毎回オーナーに報告してから承認を得る流れの場合は、クレーム対応に時間がかかてしまうことが考えられますね。
クレームに対してどこまで対応してくれるのか?
クレームを伝えた場合、オーナーや管理会社はどこまで対応してくれるのでしょうか。
これは、クレームの内容にもよりますが、オーナーの建物を所有する考え方や管理会社のサービス精神によって大きく違いで出てきます。
例えば、契約更新時に賃料を下げてほしい場合ですと、築年数が浅く、退去されても直ぐに決まると強気なオーナーの場合は、応じてくれないことが多いでしょう。
一方、物件に競争力がなく、退去されると困るオーナーの場合は、応じてくれるかもしれません。

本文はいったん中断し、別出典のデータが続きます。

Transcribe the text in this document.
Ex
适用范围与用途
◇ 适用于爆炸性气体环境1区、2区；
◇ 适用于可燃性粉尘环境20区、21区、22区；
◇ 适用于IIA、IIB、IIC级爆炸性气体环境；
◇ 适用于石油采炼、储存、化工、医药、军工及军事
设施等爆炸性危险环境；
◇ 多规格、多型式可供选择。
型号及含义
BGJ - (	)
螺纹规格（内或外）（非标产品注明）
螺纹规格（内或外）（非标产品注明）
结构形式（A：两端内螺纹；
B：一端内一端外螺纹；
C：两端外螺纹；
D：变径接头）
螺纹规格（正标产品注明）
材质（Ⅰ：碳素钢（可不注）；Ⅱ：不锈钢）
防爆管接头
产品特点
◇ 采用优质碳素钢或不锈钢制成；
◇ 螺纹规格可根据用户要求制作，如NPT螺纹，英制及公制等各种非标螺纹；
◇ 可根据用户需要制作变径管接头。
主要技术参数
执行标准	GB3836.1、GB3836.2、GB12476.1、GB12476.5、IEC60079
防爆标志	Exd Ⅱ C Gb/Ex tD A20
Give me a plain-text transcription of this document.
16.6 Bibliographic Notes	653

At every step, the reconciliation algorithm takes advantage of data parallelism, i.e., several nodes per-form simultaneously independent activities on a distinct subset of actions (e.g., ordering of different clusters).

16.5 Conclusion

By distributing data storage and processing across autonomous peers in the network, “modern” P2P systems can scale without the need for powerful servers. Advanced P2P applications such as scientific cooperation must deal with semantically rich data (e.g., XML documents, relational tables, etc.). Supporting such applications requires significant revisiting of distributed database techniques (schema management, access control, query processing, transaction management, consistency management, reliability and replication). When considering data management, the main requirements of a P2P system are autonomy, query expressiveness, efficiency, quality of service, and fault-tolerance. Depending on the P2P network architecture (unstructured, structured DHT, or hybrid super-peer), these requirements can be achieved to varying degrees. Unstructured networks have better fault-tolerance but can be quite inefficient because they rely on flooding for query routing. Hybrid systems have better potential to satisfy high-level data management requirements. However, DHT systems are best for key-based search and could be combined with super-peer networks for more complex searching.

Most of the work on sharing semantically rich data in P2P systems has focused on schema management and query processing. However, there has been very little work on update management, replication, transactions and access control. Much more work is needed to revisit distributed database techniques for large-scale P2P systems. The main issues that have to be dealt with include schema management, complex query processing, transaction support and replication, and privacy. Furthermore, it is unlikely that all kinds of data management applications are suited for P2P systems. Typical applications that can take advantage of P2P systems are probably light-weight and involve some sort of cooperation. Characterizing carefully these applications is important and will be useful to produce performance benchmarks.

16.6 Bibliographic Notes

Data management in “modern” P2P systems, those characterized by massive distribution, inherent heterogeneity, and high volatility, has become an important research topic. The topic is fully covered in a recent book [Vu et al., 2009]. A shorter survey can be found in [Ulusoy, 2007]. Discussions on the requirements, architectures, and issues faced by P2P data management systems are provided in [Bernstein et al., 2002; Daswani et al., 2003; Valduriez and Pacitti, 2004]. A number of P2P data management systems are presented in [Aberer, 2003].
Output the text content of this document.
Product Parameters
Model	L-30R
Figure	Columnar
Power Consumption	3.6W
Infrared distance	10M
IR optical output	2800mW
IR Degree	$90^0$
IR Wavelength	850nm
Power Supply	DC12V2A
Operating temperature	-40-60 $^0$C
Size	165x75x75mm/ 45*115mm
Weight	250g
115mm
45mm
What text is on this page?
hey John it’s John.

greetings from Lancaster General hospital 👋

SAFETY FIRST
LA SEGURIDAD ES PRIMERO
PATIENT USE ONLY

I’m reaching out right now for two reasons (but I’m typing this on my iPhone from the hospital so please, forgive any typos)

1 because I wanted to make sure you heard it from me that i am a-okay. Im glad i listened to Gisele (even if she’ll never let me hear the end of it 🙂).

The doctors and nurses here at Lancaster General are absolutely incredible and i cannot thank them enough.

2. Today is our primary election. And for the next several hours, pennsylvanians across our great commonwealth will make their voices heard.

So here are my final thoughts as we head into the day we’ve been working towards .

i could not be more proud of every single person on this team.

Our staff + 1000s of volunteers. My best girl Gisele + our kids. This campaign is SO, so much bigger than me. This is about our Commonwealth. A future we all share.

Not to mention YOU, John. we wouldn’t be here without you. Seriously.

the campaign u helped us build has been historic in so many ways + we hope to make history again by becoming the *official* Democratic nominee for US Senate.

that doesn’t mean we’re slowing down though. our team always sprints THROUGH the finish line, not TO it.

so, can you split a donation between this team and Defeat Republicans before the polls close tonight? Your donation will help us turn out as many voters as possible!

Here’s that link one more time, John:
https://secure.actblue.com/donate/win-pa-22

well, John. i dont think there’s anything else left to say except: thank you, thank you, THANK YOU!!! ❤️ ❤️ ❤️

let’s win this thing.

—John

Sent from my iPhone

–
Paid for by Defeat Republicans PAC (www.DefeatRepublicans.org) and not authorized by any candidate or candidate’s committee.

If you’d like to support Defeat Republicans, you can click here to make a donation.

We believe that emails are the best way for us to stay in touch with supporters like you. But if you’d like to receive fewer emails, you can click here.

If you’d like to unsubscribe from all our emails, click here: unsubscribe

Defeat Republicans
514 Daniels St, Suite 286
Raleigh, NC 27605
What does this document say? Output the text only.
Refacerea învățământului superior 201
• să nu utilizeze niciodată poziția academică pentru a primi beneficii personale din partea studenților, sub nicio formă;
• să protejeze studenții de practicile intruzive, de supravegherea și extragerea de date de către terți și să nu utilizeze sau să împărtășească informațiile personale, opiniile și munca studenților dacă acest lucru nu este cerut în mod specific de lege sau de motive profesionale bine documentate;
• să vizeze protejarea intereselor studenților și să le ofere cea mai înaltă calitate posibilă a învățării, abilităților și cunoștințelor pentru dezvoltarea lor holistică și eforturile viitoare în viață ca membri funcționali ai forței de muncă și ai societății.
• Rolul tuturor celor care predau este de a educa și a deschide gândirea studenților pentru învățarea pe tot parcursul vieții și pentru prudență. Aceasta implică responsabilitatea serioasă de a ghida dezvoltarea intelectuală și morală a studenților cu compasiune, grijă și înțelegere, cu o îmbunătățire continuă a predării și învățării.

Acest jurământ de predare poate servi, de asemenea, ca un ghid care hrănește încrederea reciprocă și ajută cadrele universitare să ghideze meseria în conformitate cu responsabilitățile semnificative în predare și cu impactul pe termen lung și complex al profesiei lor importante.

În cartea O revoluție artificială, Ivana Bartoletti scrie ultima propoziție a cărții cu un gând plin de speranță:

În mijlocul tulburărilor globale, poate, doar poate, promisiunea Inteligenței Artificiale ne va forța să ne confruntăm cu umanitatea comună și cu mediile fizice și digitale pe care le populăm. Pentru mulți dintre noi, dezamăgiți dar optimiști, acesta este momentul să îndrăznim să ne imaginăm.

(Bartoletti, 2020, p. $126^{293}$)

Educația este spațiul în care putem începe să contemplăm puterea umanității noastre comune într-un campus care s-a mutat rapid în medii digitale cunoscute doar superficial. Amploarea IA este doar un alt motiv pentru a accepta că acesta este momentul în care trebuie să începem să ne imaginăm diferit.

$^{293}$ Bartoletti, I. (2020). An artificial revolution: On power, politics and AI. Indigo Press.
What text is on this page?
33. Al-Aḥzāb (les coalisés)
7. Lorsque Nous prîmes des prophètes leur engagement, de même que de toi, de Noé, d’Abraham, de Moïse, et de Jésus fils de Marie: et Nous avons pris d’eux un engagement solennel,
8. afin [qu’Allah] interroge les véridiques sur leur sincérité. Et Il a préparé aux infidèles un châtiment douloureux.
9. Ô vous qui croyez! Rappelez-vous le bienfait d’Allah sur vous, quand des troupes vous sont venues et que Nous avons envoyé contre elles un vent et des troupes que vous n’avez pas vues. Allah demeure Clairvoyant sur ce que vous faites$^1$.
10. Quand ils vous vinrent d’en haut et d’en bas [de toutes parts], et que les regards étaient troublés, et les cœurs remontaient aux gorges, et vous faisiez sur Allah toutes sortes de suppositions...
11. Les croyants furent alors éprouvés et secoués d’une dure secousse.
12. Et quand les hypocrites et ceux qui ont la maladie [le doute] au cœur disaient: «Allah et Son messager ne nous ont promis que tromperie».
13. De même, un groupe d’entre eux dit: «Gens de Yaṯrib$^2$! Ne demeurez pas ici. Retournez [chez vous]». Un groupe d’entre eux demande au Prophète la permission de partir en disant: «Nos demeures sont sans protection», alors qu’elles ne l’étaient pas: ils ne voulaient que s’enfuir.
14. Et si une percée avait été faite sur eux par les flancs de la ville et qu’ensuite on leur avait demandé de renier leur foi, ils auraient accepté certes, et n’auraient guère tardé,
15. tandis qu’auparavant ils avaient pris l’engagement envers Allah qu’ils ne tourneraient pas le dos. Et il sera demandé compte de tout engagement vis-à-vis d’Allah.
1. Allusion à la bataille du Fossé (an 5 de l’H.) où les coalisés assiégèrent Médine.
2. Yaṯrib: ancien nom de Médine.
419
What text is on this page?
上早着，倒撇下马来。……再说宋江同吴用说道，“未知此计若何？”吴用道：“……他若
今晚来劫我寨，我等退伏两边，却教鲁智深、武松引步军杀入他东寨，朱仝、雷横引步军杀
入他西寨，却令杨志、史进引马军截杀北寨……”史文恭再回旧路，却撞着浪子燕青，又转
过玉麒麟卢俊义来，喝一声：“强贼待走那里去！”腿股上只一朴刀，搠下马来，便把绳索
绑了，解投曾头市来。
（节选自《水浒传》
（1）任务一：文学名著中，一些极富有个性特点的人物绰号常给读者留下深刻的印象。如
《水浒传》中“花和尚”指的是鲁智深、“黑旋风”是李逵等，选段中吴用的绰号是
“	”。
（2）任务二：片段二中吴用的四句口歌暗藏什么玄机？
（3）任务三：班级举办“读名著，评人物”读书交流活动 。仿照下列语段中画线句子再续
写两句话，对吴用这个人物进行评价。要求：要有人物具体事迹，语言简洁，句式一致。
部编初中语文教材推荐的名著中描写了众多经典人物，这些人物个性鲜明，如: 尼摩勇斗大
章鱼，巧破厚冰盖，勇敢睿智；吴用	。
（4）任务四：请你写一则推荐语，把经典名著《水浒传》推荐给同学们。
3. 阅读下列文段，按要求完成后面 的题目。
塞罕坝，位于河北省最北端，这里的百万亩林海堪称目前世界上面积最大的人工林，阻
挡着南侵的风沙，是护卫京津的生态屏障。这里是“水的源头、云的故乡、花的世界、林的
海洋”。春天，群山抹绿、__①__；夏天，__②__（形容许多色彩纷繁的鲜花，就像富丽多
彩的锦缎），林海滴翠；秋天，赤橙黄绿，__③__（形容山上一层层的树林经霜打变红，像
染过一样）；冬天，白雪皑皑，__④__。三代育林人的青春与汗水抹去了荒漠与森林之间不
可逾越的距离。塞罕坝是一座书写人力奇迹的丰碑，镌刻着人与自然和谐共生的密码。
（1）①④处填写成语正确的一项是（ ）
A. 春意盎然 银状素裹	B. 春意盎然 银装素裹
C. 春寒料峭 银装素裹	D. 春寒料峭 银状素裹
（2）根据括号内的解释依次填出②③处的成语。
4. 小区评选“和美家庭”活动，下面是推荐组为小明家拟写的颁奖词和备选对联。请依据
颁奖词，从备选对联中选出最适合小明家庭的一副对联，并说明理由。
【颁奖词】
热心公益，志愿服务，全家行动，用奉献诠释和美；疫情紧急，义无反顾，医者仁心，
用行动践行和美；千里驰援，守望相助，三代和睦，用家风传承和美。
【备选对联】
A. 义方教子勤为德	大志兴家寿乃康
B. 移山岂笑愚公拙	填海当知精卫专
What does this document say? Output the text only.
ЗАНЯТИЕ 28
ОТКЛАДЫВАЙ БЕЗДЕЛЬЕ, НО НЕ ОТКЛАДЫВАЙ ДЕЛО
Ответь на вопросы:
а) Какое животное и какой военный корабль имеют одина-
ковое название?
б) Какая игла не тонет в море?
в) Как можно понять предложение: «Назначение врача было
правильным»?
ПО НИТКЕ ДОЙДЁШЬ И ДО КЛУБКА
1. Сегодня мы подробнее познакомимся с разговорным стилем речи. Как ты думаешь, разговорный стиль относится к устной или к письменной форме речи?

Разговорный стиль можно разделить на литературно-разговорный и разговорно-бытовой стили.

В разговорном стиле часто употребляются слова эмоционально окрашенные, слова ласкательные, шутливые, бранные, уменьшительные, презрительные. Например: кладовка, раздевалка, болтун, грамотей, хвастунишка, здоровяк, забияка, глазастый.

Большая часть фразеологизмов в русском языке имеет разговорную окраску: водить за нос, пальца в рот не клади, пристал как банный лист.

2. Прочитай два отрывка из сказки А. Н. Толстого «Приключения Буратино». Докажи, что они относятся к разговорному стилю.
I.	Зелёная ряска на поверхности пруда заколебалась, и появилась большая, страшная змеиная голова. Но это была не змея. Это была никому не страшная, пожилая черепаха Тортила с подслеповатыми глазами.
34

ほかにも、室内の設備が故障した場合では、築年数にもよりますが、極力修理で補おうとするオーナーもいますし、設備を更新して入居者の満足度を上げ、退去を抑制しようとするオーナーもいるでしょう。
これに関しては入居前の申し込みのタイミングでは、なかなか分からないことですので、特に古い物件の場合は、オーナーや管理会社の対応について、仲介業者にヒアリングしてみるのも一つの手といえます。
管理会社の業務内容を理解してクレームを伝えよう!
オーナーと管理会社の関係や、管理会社の業務内容などをお伝えしました。
クレームはできるだけつけたくないかもしれませんし、つけた場合でもなるべく早く解決していもらいたいものです。
管理会社のクレーム対応の流れをある程度理解していれば、対応に時間がかかってしまうことについても理解できるかと思います。
いずれにせよ、賃貸物件で起きた問題に関しては、自分で解決しようとするのではなく、まずはオーナーや管理会社に伝えることを忘れずにしてください。